Ramli dan Sasmita saling pandang. Seperti sudah sepakat, kedua anak muda yang lagi kasmaran itu tutup mulut. Rani merasa kesal.

 

 

“Ya udah kalau kalian enggak mau ngaku. Jadian atau enggak, pokonya Mas Ramli harus traktir aku bakso porsi dobel,” rajuk Rani.

 

 

Sasmita hanya geleng-geleng melihat tingkah sahabatnya. Ia tau Rani hanya berpura-pura merajuk.

 

 

Siang itu adalah momen terindah bagi Sasmita. Ia tidak menyangka Ramli mengungkapkan perasaan cintanya. Andai saja takdir bisa ia ubah. Sejenak terselip doa dalam hatinya, agar kelak ia akan berjodoh dengan kekasih hatinya.

 

 

***

 

 

Arya dan Dahlia sampai di kota Surabaya setelah menempuh perjalanan selama dua setengah jam. Hari belum terlalu sore saat mereka tiba di kos Arya. Arya sengaja mengajak Dahlia ke kos-kosannya. Menurutnya, tempat ini sementara aman untuk Dahlia. Setidaknya semalam gadis itu bisa menginap di sini.

 

Saat itu kos lagi sepi. Entah pada ke mana penghuni kos yang lain. Arya tidak peduli. Arya bergegas membawa masuk Dahlia ke kamarnya. Saat ini yang penting Dahlia aman.

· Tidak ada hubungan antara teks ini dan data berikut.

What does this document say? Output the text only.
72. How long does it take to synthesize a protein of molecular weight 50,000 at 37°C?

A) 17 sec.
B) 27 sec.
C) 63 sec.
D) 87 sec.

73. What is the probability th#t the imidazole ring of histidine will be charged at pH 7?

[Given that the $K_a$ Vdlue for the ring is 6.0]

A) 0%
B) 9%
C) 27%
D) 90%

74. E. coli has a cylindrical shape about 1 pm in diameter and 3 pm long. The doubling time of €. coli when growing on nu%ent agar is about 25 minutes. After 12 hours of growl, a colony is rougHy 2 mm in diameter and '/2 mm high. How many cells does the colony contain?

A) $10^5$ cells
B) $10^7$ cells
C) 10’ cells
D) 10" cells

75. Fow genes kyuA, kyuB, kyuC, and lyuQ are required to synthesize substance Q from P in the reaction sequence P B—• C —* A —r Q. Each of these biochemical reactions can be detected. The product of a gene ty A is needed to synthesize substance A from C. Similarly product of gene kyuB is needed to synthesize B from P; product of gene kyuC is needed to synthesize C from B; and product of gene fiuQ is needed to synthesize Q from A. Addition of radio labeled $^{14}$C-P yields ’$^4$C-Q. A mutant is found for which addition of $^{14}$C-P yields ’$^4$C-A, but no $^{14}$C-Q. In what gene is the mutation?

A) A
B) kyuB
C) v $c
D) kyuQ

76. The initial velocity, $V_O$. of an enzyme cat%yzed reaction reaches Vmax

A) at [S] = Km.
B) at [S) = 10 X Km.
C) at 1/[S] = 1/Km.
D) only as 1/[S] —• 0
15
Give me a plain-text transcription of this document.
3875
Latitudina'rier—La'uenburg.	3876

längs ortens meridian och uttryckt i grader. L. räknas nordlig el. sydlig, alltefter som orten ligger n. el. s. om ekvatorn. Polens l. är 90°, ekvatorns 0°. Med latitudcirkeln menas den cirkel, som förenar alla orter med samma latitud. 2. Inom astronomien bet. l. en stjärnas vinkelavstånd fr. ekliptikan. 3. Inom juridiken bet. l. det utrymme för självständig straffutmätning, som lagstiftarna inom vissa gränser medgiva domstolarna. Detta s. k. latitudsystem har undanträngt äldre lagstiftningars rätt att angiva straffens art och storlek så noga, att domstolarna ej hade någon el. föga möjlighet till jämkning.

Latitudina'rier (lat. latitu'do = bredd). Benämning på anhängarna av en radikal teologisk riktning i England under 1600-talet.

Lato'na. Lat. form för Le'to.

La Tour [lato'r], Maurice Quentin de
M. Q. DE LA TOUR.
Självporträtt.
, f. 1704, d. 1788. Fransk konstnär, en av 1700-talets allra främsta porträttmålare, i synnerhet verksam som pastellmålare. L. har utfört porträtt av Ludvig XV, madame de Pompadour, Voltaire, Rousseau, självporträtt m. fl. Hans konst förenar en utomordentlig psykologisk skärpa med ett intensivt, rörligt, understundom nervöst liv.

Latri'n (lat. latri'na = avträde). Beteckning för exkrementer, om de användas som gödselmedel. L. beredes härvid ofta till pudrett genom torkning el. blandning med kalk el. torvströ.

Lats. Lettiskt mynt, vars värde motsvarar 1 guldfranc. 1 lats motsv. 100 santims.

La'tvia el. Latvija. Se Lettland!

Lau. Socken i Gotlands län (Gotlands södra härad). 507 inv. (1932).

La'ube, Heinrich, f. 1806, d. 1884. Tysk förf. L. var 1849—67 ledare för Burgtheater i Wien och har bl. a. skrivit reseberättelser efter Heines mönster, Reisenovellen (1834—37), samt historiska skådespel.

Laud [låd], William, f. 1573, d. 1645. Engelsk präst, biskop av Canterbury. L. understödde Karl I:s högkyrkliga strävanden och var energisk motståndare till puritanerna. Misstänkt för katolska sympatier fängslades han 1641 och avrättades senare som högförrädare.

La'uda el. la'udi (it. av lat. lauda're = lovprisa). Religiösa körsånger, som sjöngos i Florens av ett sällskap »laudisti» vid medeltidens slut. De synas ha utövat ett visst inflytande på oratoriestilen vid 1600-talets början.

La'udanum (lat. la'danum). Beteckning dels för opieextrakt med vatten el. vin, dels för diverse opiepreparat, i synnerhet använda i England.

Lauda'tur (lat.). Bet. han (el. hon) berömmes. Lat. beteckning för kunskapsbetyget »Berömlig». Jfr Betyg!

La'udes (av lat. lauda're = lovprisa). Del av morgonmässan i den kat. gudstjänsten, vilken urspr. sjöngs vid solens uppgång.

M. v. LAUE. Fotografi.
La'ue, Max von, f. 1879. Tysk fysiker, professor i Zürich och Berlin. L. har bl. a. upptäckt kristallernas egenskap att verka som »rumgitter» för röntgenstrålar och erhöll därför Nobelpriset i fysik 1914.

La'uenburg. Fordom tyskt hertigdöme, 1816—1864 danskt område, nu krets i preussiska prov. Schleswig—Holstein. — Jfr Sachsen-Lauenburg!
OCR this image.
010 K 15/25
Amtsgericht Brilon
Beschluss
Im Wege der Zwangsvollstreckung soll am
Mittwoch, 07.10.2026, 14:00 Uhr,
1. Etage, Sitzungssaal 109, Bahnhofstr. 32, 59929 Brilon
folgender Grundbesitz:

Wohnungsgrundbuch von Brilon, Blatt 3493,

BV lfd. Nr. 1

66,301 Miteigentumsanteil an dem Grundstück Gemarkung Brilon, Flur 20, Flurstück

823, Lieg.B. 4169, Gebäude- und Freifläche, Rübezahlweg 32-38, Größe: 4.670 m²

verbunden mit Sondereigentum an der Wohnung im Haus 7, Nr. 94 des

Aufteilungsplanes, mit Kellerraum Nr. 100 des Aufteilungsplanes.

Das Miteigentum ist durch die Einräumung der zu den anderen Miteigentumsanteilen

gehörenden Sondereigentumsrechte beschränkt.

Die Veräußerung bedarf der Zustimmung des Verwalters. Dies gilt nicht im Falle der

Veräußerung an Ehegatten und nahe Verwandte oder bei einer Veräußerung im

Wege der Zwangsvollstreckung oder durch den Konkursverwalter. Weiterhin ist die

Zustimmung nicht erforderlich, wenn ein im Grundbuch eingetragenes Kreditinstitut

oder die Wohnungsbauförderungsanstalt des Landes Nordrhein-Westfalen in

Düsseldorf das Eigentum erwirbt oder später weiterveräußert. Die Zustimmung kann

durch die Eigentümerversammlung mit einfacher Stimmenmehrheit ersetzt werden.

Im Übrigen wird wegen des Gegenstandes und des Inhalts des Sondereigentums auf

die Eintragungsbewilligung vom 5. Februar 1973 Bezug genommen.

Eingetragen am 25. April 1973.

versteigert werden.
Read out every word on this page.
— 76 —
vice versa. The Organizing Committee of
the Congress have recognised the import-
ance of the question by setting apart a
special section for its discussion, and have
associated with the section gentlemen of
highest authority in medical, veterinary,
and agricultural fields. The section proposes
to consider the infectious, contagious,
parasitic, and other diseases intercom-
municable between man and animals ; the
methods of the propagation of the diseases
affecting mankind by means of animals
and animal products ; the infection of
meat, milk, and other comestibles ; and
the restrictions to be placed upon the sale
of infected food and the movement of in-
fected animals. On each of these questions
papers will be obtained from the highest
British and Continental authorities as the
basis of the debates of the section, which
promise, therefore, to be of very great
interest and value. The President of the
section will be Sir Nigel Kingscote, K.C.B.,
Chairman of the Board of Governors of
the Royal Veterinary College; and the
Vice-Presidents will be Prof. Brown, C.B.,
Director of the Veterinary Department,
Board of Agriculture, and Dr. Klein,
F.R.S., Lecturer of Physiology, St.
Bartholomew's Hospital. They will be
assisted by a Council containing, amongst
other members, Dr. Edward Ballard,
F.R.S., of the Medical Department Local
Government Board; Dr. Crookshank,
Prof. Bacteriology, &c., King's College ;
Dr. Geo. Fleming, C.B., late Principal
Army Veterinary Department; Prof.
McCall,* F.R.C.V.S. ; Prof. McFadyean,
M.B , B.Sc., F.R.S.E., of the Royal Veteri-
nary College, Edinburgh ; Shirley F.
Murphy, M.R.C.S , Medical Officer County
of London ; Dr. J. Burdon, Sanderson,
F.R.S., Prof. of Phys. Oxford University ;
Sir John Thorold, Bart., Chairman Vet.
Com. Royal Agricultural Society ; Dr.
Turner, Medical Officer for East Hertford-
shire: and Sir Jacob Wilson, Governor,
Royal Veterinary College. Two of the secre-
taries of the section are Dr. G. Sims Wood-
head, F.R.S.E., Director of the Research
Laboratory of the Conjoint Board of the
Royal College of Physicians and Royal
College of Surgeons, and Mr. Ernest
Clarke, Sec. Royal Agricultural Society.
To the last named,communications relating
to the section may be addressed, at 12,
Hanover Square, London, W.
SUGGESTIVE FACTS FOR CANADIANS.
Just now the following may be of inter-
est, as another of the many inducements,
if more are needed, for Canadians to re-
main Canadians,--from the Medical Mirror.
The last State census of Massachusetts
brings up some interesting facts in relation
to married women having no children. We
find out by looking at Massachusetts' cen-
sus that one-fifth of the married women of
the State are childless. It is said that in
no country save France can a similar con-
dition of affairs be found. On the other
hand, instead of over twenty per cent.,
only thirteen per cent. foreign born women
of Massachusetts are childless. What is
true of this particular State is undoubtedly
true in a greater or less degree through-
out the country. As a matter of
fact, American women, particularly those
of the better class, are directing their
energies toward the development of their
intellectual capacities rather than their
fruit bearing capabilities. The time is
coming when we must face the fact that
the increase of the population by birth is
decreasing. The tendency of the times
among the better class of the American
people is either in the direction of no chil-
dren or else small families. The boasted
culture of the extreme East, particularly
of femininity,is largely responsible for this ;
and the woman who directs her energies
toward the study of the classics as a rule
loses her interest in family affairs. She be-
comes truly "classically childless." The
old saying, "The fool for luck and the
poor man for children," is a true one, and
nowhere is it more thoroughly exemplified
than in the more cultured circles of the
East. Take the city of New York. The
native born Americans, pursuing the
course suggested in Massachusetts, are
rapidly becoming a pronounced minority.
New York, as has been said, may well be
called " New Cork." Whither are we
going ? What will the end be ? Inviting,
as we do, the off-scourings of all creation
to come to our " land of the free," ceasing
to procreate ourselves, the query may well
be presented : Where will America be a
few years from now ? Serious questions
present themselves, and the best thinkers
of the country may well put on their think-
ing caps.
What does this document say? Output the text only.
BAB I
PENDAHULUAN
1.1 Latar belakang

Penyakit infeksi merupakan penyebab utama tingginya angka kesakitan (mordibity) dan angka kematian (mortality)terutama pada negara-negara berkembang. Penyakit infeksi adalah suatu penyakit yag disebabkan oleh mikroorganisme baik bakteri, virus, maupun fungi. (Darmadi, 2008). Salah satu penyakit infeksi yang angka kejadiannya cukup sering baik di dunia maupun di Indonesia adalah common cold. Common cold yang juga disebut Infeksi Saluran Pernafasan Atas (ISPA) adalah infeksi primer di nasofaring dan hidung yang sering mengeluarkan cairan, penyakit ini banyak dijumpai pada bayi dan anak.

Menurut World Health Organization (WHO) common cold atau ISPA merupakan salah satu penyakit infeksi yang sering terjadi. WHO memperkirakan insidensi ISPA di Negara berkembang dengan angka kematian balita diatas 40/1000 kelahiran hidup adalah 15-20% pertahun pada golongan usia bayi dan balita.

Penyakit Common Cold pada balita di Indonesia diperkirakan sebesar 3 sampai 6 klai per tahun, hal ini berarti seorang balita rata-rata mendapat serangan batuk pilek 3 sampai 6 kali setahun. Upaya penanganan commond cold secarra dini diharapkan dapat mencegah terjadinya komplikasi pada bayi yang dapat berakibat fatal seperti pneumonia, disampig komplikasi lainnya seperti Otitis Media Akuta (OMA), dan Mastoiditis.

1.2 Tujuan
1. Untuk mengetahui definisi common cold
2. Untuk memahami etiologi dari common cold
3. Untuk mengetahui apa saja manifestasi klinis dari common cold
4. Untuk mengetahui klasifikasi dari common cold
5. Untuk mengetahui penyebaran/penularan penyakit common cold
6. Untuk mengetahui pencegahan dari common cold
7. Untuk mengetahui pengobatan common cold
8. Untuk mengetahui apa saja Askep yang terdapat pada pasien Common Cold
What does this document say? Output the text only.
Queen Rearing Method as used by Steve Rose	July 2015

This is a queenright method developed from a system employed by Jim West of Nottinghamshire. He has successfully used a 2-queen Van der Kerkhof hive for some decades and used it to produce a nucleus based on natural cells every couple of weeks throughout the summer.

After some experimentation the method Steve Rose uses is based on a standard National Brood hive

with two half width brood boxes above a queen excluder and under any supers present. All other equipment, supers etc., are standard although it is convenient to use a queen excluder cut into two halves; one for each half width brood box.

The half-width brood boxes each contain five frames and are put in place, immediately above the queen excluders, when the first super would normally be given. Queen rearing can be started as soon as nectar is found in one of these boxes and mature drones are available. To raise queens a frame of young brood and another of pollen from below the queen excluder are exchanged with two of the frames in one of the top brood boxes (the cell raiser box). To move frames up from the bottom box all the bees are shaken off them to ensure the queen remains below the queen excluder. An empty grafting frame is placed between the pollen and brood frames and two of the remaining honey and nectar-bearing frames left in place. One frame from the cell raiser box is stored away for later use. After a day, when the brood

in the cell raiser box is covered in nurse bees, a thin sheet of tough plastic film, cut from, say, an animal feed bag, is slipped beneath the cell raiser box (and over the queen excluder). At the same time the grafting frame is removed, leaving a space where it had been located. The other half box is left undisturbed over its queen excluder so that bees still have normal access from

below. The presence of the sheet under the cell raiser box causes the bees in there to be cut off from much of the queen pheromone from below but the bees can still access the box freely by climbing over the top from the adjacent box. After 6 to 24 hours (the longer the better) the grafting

Arya mencoba mencari cara untuk menyembunyikan Dahlia agar tidak tertangkap keluarganya.

 

 

“Ini tempat kos-mu, Mas? Sepi sekali? Pada ke mana penghuninya?”

 

 

“Aku enggak tau. Mungkin ada yang kuliah sore, atau mungkin masih pada molor,” jawab Arya asal.

 

 

“Mas, aku takut. Gimana kalau nanti ada yang tau aku ada di kamarmu? Gimana kalau nanti kita digerebek massa?”

 

 

“Pikiranmu itu jangan aneh-aneh! Yang penting kamu diem, anteng, pasti enggak ada yang tau. Lagian Cuma semalam ini aja kamu menginap di sini. Besok aku carikan kos putri buatmu.”

 

 

“Tapi aku takut, Mas. Sekarang aja kita cari kos-kosan khusus cewek!”

 

 

“Aku capek, Lia. Udah, kamu istirahatlah dulu. Nanti kita pikir lagi langkah selanjutnya. Aku juga tidak mungkin menyembunyikanmu terus di kamar ini.”

 

 

Dahlia hanya mengangguk. Ia seperti sudah kehilangan banyak energi. Gadis itu tidak menyangka akan berlari dari perjodohan seperti ini. Rasa cintanya kepada Arya benar-benar membuatnya kehilangan akal sehat. Semua karena atas nama cinta. Cinta yang bisa membunuh dan menghancurkan segalanya. Cinta yang bisa memporak-porandakan kehidupannya.